Save for the laptop and the iPhone, that's precisely the point.
While no doubt Apple could be hurt if a bunch of people stop buying MacBook Pros and instead buy iPads, that's assuming too much. I think what may happen is where you see families buy fewer computers, but more iPads. For example, you might see each child get an iPad, instead of several children sharing a slightly more expensive MacBook. Overall, that's a big gain for Apple. (And, just like netbooks, don't expect the iPad to entirely kill off more powerful computers needed for things like making home movies or doing major photo touch up.)

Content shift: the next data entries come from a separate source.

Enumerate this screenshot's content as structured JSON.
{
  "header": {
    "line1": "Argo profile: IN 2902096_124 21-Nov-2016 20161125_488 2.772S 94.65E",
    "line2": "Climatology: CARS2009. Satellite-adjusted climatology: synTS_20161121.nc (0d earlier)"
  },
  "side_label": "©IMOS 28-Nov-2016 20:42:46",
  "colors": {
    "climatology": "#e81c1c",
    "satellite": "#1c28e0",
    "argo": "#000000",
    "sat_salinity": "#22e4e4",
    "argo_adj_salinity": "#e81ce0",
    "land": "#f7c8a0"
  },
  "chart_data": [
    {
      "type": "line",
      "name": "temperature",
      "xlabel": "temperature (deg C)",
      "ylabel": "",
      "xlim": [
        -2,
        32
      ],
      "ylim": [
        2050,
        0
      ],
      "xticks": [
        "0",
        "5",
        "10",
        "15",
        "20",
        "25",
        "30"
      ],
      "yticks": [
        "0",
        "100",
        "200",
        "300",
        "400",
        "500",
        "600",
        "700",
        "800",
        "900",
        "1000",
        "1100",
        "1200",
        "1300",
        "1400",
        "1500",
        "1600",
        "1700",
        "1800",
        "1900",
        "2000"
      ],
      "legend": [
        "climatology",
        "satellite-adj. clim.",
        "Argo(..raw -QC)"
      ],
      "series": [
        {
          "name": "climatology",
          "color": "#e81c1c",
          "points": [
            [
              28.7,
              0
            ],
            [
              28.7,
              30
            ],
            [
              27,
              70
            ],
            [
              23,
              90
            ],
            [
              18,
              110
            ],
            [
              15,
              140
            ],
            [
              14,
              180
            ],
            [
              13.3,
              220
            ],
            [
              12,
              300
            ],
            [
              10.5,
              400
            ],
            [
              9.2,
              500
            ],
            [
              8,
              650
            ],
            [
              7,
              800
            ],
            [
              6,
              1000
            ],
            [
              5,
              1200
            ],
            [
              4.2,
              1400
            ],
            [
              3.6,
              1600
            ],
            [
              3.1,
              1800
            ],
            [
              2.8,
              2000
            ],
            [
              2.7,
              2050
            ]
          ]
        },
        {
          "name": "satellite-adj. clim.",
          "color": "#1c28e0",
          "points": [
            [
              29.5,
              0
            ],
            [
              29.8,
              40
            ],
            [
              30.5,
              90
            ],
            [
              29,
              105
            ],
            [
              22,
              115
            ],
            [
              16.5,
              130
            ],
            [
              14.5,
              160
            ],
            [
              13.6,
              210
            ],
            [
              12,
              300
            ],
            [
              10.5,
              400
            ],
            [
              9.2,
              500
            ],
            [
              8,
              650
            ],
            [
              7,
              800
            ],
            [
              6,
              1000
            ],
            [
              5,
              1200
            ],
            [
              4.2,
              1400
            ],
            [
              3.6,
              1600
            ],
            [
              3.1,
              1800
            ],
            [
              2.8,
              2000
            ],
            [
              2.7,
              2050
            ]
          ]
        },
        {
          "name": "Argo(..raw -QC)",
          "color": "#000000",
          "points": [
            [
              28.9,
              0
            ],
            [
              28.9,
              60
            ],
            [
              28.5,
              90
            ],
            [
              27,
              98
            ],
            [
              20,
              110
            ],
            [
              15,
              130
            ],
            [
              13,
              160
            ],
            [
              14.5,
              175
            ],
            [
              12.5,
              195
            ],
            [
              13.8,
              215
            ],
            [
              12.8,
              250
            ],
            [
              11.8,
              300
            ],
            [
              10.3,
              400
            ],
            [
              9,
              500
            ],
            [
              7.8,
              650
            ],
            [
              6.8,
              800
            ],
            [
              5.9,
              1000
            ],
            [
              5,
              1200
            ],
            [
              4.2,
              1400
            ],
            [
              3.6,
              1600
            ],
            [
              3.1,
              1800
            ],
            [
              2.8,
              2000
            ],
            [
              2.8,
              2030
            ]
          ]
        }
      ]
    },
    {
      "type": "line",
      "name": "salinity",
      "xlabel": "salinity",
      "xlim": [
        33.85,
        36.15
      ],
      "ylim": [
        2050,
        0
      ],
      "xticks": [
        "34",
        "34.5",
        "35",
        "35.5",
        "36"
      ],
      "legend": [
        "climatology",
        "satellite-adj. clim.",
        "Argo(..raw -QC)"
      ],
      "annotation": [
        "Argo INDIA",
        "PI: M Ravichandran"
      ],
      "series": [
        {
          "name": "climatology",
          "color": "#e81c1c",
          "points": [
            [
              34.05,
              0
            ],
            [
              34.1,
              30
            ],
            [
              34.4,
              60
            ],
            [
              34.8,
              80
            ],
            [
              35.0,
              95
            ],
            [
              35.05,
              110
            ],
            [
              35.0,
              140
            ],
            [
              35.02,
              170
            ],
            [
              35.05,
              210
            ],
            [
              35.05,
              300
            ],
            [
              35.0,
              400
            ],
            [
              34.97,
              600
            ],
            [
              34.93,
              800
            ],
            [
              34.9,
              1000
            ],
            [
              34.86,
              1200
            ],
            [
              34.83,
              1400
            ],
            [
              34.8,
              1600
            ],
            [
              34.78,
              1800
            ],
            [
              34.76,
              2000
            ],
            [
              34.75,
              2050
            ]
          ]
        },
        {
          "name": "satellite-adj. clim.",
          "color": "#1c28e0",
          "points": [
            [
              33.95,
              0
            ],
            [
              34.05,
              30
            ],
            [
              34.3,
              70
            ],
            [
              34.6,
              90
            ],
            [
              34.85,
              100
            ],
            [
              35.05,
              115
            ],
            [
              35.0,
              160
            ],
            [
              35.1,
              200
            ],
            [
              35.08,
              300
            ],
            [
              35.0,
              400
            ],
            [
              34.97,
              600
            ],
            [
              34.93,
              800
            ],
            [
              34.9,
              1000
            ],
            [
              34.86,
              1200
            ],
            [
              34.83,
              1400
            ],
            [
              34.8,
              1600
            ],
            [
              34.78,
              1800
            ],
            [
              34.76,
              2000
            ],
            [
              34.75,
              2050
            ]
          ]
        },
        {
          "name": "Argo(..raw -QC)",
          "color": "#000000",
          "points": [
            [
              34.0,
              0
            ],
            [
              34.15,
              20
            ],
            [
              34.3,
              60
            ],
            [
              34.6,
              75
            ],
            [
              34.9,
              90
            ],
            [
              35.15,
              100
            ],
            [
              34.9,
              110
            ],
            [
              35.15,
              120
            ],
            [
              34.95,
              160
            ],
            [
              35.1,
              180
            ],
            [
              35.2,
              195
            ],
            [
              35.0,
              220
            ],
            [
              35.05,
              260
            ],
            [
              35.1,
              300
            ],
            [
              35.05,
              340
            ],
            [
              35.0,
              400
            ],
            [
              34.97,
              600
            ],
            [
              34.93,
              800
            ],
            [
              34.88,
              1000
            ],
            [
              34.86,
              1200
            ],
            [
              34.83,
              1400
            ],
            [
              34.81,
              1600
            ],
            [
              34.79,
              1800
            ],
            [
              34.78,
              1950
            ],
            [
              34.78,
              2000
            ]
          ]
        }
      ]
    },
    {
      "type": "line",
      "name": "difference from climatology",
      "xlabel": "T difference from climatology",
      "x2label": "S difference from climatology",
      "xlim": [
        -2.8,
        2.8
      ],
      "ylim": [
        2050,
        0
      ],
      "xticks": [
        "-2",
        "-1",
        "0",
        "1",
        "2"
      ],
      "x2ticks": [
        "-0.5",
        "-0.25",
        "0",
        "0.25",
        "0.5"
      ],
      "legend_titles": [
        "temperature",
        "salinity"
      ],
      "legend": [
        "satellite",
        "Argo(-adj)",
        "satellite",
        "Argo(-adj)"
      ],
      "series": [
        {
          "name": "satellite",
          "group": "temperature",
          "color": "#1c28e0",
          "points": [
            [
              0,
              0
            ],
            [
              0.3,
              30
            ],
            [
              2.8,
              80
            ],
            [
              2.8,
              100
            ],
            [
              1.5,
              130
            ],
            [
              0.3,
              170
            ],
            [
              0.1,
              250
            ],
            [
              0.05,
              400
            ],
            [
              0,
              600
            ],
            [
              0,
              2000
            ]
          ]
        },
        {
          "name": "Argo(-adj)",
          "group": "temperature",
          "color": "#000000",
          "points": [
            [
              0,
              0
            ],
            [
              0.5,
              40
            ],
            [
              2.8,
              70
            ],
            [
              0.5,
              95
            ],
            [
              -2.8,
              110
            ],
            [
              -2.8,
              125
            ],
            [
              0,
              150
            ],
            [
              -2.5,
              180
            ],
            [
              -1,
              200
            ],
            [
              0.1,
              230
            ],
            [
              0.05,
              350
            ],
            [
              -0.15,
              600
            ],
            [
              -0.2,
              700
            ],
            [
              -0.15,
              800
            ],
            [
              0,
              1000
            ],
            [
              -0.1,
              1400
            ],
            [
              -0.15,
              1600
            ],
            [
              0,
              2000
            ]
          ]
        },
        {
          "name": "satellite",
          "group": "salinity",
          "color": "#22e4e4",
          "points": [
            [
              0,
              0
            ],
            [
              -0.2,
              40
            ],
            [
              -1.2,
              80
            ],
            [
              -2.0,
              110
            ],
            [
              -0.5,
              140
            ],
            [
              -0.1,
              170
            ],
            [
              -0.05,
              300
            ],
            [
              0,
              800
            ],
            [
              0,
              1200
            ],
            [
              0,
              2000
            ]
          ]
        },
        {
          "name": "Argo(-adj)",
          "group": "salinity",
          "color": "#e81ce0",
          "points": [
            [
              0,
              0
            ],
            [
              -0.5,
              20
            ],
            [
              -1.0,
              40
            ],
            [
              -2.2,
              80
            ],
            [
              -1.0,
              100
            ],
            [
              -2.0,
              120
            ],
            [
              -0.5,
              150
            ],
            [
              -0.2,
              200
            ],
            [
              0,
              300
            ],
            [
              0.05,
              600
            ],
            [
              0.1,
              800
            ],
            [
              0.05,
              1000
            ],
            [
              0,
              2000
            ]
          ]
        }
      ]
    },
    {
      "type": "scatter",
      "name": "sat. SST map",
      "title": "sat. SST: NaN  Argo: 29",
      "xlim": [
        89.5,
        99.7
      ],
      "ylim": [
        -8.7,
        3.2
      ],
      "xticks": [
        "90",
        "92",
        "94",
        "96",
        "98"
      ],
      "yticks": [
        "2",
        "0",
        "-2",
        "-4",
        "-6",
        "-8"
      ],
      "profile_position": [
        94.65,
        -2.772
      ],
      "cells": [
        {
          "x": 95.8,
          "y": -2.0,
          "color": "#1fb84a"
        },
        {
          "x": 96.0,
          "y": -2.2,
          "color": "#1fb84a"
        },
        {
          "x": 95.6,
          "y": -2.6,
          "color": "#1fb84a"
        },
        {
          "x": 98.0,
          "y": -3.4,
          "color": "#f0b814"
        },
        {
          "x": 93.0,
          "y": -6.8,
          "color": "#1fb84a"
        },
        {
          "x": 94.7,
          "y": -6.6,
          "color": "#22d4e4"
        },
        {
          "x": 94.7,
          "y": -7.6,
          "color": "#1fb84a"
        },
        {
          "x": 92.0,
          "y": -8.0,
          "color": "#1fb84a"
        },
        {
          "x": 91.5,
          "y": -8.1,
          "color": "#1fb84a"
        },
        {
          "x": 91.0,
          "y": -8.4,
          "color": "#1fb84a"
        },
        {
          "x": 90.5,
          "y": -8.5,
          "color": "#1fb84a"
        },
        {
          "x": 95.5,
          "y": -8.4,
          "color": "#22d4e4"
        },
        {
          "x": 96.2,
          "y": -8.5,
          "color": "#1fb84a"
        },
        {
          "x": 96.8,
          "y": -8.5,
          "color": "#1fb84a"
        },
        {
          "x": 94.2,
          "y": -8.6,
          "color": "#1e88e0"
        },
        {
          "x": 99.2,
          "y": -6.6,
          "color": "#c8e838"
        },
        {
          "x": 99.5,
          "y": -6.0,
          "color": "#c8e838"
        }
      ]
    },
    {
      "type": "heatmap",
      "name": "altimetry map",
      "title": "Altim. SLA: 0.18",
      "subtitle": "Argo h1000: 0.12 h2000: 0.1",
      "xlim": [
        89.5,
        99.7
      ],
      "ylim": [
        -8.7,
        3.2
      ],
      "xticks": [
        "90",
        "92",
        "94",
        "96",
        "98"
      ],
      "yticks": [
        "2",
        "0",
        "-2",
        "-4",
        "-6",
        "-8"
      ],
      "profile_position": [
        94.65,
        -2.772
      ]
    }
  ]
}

Farrell really misses the point when he notes, “Jobs may as well forget launching an Apple version of a Kindle or a PSP, then.” Obviously, the iPad is intended as Apple's answer to the Kindle and one of Apple's competitors to the PSP (along with the iPod touch and iPhone). The idea that Apple would still want to launch single-use models seems to go against the whole convergence direction both Apple and the general industry are following. Note that Apple didn't launch a phone and a widescreen iPod and a small web surfing device back in 2007, either. It launched the iPhone to do all three.
The iPhone is secure because, as its name implies, it is a phone and the larger, heavier iPad is not. If anything, Apple has untapped opportunities to make the iPad and iPhone work together. The iPod touch may be harmed, but if Apple can get people to pick up a $500 or $600 iPad over a $200 iPod touch, I don't think they will lose much sleep over that.